Sendo fiel à matriz filosófica analítica, atenta para o fato de um objeto vir a significar qualquer coisa e, portanto, plenamente capaz de “incorporar sentido”. Ao se deparar com a Pop Art, as caixas de sabão em pó de Andy Warhol e as telas de Roy Lichenstein, Danto emerge de sua tradição analítica de pensamento, transita quase no barroco filosófico e resgata a teoria dos indiscerníveis do filósofo alemão Leibniz, sintetizando: objetos que possuem a mesma representação no “mundo da vida” podem possuir significados completamente diferentes. A questão para o filósofo era posta da seguinte maneira: o que difere um objeto ordinário, como uma caixa de sabão Brillo Box do supermercado, da caixa de sabão de Andy Warhol? É necessário o que ele define como “Mundo da Arte”: “ver algo como arte requer algo que o olho não pode repudiar – uma atmosfera, um conhecimento da história da arte: um mundo da arte”[2].
Existem duas ordens de relações estéticas, dependendo de o objeto ser uma obra de arte ou uma simples coisa real idêntica. Consequentemente, não se pode recorrer a considerações estéticas para chegar a uma definição de arte, pois precisamos de uma definição prévia para identificar as reações estéticas apropriadas a obras de arte em contraste com meras coisas reais.(...) aprender que um objeto é uma obra de arte é saber que ele tem qualidades que faltam ao seu símile não-transfigurado e que provocará reações estéticas diferentes. E isso não é institucional, mas ontológico[3].

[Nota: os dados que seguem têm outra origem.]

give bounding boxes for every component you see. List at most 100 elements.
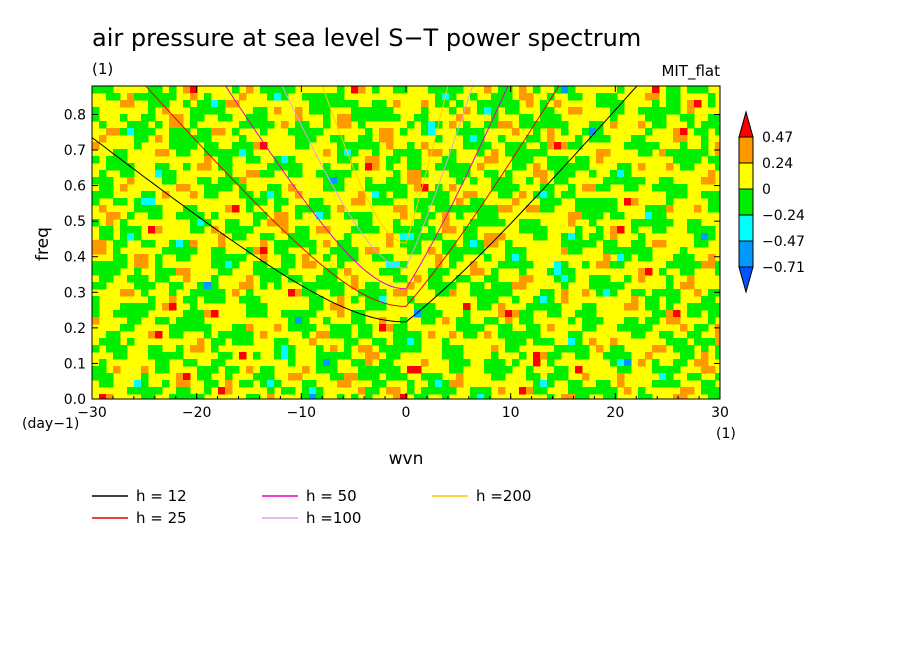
heatmap-cell	[393, 86, 401, 94]
heatmap-cell	[183, 100, 191, 108]
heatmap-cell	[456, 114, 464, 122]
heatmap-cell	[456, 128, 464, 136]
heatmap-cell	[239, 121, 247, 129]
heatmap-cell	[533, 191, 541, 199]
heatmap-cell	[344, 121, 352, 129]
heatmap-cell	[687, 100, 695, 108]
heatmap-cell	[253, 107, 261, 115]
heatmap-cell	[456, 317, 464, 325]
heatmap-cell	[561, 247, 569, 255]
heatmap-cell	[141, 128, 149, 136]
heatmap-cell	[687, 114, 695, 122]
heatmap-cell	[456, 163, 464, 171]
heatmap-cell	[484, 317, 492, 325]
heatmap-cell	[218, 247, 226, 255]
heatmap-cell	[218, 338, 226, 346]
heatmap-cell	[694, 331, 702, 339]
heatmap-cell	[498, 366, 506, 374]
heatmap-cell	[533, 387, 541, 395]
heatmap-cell	[666, 149, 674, 157]
heatmap-cell	[323, 352, 331, 360]
heatmap-cell	[260, 86, 268, 94]
heatmap-cell	[568, 247, 576, 255]
heatmap-cell	[141, 303, 149, 311]
heatmap-cell	[624, 184, 632, 192]
heatmap-cell	[631, 296, 639, 304]
heatmap-cell	[365, 247, 373, 255]
heatmap-cell	[337, 240, 345, 248]
heatmap-cell	[176, 373, 184, 381]
heatmap-cell	[372, 156, 380, 164]
heatmap-cell	[540, 233, 548, 241]
heatmap-cell	[519, 310, 527, 318]
heatmap-cell	[141, 254, 149, 262]
chart-title: air pressure at sea level S−T power spec…	[92, 24, 641, 52]
heatmap-cell	[421, 310, 429, 318]
heatmap-cell	[127, 121, 135, 129]
heatmap-cell	[274, 219, 282, 227]
heatmap-cell	[442, 191, 450, 199]
heatmap-cell	[274, 163, 282, 171]
heatmap-cell	[428, 247, 436, 255]
heatmap-cell	[575, 156, 583, 164]
heatmap-cell	[99, 394, 107, 399]
heatmap-cell	[176, 247, 184, 255]
heatmap-cell	[239, 135, 247, 143]
heatmap-cell	[505, 170, 513, 178]
heatmap-cell	[169, 114, 177, 122]
heatmap-cell	[365, 359, 373, 367]
heatmap-cell	[260, 373, 268, 381]
heatmap-cell	[155, 212, 163, 220]
x-axis: −30 −20 −10 0 10 20 30	[77, 86, 729, 421]
heatmap-cell	[127, 100, 135, 108]
heatmap-cell	[246, 331, 254, 339]
heatmap-cell	[218, 254, 226, 262]
heatmap-cell	[148, 394, 156, 399]
heatmap-cell	[561, 121, 569, 129]
heatmap-cell	[631, 317, 639, 325]
heatmap-cell	[421, 100, 429, 108]
heatmap-cell	[519, 219, 527, 227]
heatmap-cell	[526, 156, 534, 164]
heatmap-cell	[197, 282, 205, 290]
heatmap-cell	[309, 198, 317, 206]
heatmap-cell	[484, 219, 492, 227]
heatmap-cell	[246, 296, 254, 304]
heatmap-cell	[666, 380, 674, 388]
heatmap-cell	[169, 282, 177, 290]
colorbar-label: 0.47	[762, 130, 793, 146]
heatmap-cell	[449, 107, 457, 115]
heatmap-cell	[428, 373, 436, 381]
heatmap-cell	[526, 303, 534, 311]
heatmap-cell	[652, 345, 660, 353]
heatmap-cell	[484, 86, 492, 94]
heatmap-cell	[596, 198, 604, 206]
heatmap-cell	[400, 191, 408, 199]
heatmap-cell	[232, 86, 240, 94]
heatmap-cell	[596, 233, 604, 241]
colorbar-segment	[738, 214, 754, 242]
heatmap-cell	[624, 352, 632, 360]
heatmap-cell	[470, 135, 478, 143]
heatmap-cell	[218, 268, 226, 276]
heatmap-cell	[498, 93, 506, 101]
heatmap-cell	[232, 324, 240, 332]
heatmap-cell	[162, 247, 170, 255]
heatmap-cell	[92, 303, 100, 311]
heatmap-cell	[379, 268, 387, 276]
heatmap-cell	[575, 338, 583, 346]
heatmap-cell	[288, 254, 296, 262]
heatmap-cell	[491, 205, 499, 213]
heatmap-cell	[365, 128, 373, 136]
heatmap-cell	[211, 142, 219, 150]
heatmap-cell	[603, 198, 611, 206]
heatmap-cell	[554, 198, 562, 206]
heatmap-cell	[183, 380, 191, 388]
heatmap-cell	[379, 289, 387, 297]
heatmap-cell	[470, 289, 478, 297]
heatmap-cell	[162, 352, 170, 360]
heatmap-cell	[470, 282, 478, 290]
heatmap-cell	[372, 100, 380, 108]
heatmap-cell	[148, 191, 156, 199]
heatmap-cell	[330, 275, 338, 283]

O que Danto tenta esclarecer na Transfiguração do Lugar comum e também em seu escrito anterior de 1964, é que primeiramente por mais que um objeto possua um caráter mimético com a realidade, este pode ser completamente diferente do seu significado no “mundo da vida”. Ou seja, é possível supor que para o filósofo norte-americano, a “era do gosto foi sucedida pela era do sentido” – legando assim, que o que de fato importa é o que a arte e o objeto artístico significam[4]. A partir de sua influência pela filosofia analítica, Danto elenca uma possível definição para as obras de arte, podendo ser sintetizada da seguinte maneira:
São sempre sobre alguma coisa; têm conteúdo semântico; projetam um ponto de vista ou atitude sobre este conteúdo; projetam este ponto de vista por meio de elipses retóricas, metafóricas; requerem uma interpretação que é constitutiva de sua identidade artística; esta interpretação é historicamente localizada num mundo da arte pertinente.[5]
O filósofo de o “fim da arte” vai mais fundo em seu “aprendizado de viver com o pluralismo artístico”, chegando a causar polêmica ao dizer que a história da arte morreu, clara alusão a “morte da arte”, presentes no curso de estética de Hegel. Ora se Danto compreende que a era do sentido substitui a era do gosto moderno, destituindo os sistemas da tradição moderna. O que ele quer dizer - é que a forma com que as “narrativas históricas” e aqui é possível inserir a filosofia, tratam a busca por um sentido da arte, isto é, a sua metodologia deve ser modificada. Como bem explicita Virginia Aita, em seu artigo - “Arthur Danto: Narratividade histórica da arte sub spécie aeterniatis ou a arte sob o olhar do filósofo:
Danto resume assim a aguda clivagem entre o moderno e o contemporâneo, cindidos por este momento extremo em que a arte coincide com sua própria autorreflexão filosófica: “Em parte o sentido de não pertencer mais a uma metanarrativa, registrando a si mesmo na nossa consciência em algum lugar entre a inquietação e o regozijo, é o que marca a sensibilidade histórica do presente”[6].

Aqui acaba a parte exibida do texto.